Но старик молчит. Он подносит к губам блюдце с горячим чаем, дует на него, отхлебывает… Вдруг настораживается, руки застывают с блюдцем у открытого рта, веки приоткрываются, он весь обращен к лесу. Неужели до его уже давно утраченного слуха долетел какой-то звук? Да, старик поворачивает голову то в одну, то в другую сторону и, кажется, сейчас радостно воскликнет. Но нет. Вот уже снова на его лице полная безмятежность, и он уходит в себя. Человеческие голоса, шум леса, песни птиц, грозовые разряды, шелест падающих листьев, рев зверя, грохот горных обвалов — все звуки живого мира недоступны ему давно.
Дождь продолжает моросить. Гонит его с гор ветер. Вместе с туманом уходит он в глубь равнины. В мокрой ночи сникли деревья, прилегла трава. Все уснуло, только ручей тяжело вздыхает в камнях, да иногда доносится стон падающей лесины.
Старик кашляет отрывисто, надрывно, ежится от холода под старенькой латаной дошкой.
Бесшумными шагами подходит Лангара, накидывает на плечи старика плащ.
— Чего мокнешь? — спрашивает она, присаживаясь на корточки возле меня. — Старика не пересидишь.
— Жду, когда заговорит. Хочу попросить его рассказать о своей жизни.
— Э-э-э… — качает головою старуха. — Напрасно ждешь. Говорю, давно он глухой, от этого потерял слова, а без них как расскажешь про жизнь?
— Так он и немой? — удивился я.
— Без слуха язык заблудился, старик забыл слова, а те, что он говорит, понятны только нам, пастухам. Так что не жди, уходи спать.
Лангара затягивается долгим, ленивым зевком, затем подбрасывает в костер дров, поправляет плащ на плечах старика и, достав самодельную трубку, набивает ее табаком.
— Лангара, сколько тебе лет? — полюбопытствовал я.
Старуха выхватила из жара горящий уголек, прикурила.
— Кто их считал?.. Давно бы надо умереть, да никак не соберусь. Сам видишь, Инга должна рожать, она еще не была матерью, как оставишь ее? Аннушка умирает, хоронить ее надо по нашим обрядам, а кто их знает, кроме меня?! И стадо не бросишь… Да и раньше тоже некогда было годы считать.
Как горьки были ее воспоминания! Она ушла спать растревоженная, даже не пожелав спокойной ночи.

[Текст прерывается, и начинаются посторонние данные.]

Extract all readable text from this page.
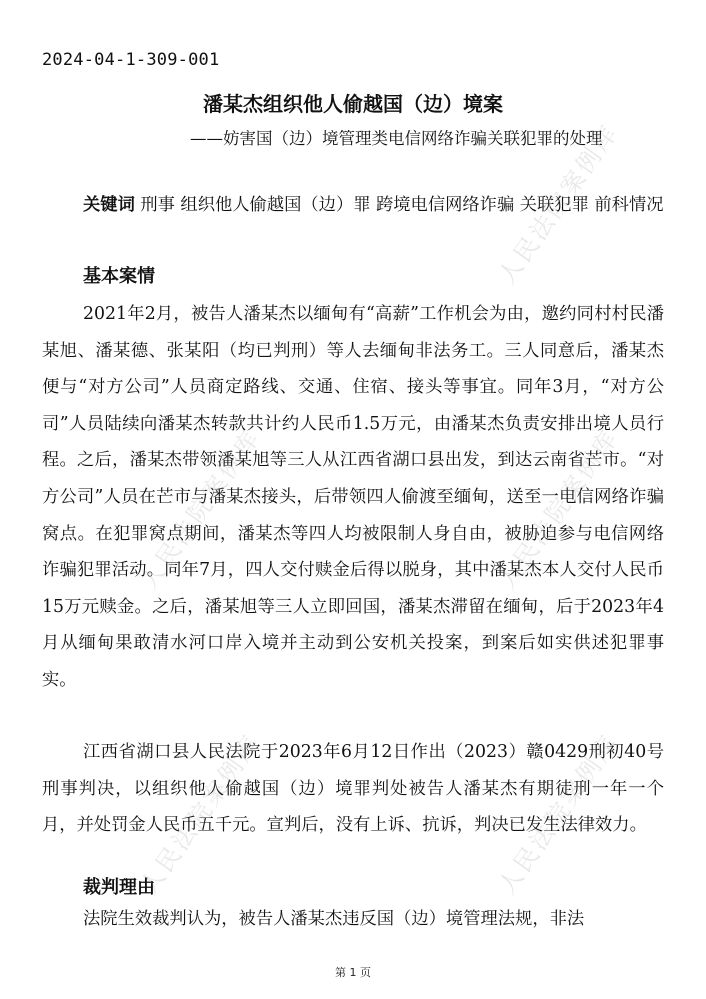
2024-04-1-309-001
潘某杰组织他人偷越国（边）境案
——妨害国（边）境管理类电信网络诈骗关联犯罪的处理
关键词 刑事 组织他人偷越国（边）罪 跨境电信网络诈骗 关联犯罪 前科情况
基本案情
2021年2月，被告人潘某杰以缅甸有“高薪”工作机会为由，邀约同村村民潘某旭、潘某德、张某阳（均已判刑）等人去缅甸非法务工。三人同意后，潘某杰便与“对方公司”人员商定路线、交通、住宿、接头等事宜。同年3月，“对方公司”人员陆续向潘某杰转款共计约人民币1.5万元，由潘某杰负责安排出境人员行程。之后，潘某杰带领潘某旭等三人从江西省湖口县出发，到达云南省芒市。“对方公司”人员在芒市与潘某杰接头，后带领四人偷渡至缅甸，送至一电信网络诈骗窝点。在犯罪窝点期间，潘某杰等四人均被限制人身自由，被胁迫参与电信网络诈骗犯罪活动。同年7月，四人交付赎金后得以脱身，其中潘某杰本人交付人民币15万元赎金。之后，潘某旭等三人立即回国，潘某杰滞留在缅甸，后于2023年4月从缅甸果敢清水河口岸入境并主动到公安机关投案，到案后如实供述犯罪事实。
江西省湖口县人民法院于2023年6月12日作出（2023）赣0429刑初40号刑事判决，以组织他人偷越国（边）境罪判处被告人潘某杰有期徒刑一年一个月，并处罚金人民币五千元。宣判后，没有上诉、抗诉，判决已发生法律效力。
裁判理由
法院生效裁判认为，被告人潘某杰违反国（边）境管理法规，非法
第 1 页
人民法院案例库
人民法院案例库	人民法院案例库
人民法院案例库	人民法院案例库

На мне отяжелела мокрая телогрейка. Неохотно покидаю нагретое место и, махнув старику рукою, — дескать, спокойной ночи! — отхожу от костра.
Но прежде чем забраться в спальный мешок, иду проведать больную.
В чуме тишина. Свет фонаря выхватывает из темного угла дремлющую у изголовья ребенка Сулакикан. Она, вздрогнув, открывает глаза, всплескивает руками и заслоняет ими дочурку, будто защищая ее от Харги. Но, узнав меня, мать припадает к груди больной. С лица ее медленно сходит испуг.
На оленьей шкуре безвольно распласталось щупленькое тельце девочки. Жар у нее как будто уменьшился, но дышит она тяжело, отрывисто, ей не хватает кислорода. Глаза закрыты. Пульс и теперь не прощупывается. Жизнь ее на волоске, вряд ли поможет и пенициллин.
Ничего не сказав Сулакикан, выхожу из чума.
Карарбах все еще сидит у костра один, что-то бережно держит на ладони левой руки. Подхожу ближе. Это деревянный божок, вырезанный из лиственничного дерева. У него плоское лицо, длинное туловище и совсем короткие ноги. Старик щедро смазывает его горячим растопленным жиром. Долго растирает, что-то горячо вымаливает у своего идола.
Древностью повеяло от этой сцены.
Я ушел, не замеченный стариком.
Ни звука, ни шороха, кроме моросящего дождя. Осторожно, не нарушая всеобщего покоя ночи, пробираюсь к себе в палатку. Зажигаю свечу. По привычке достаю дневник. Хочется, не откладывая, записать в него события этого необыкновенного дня.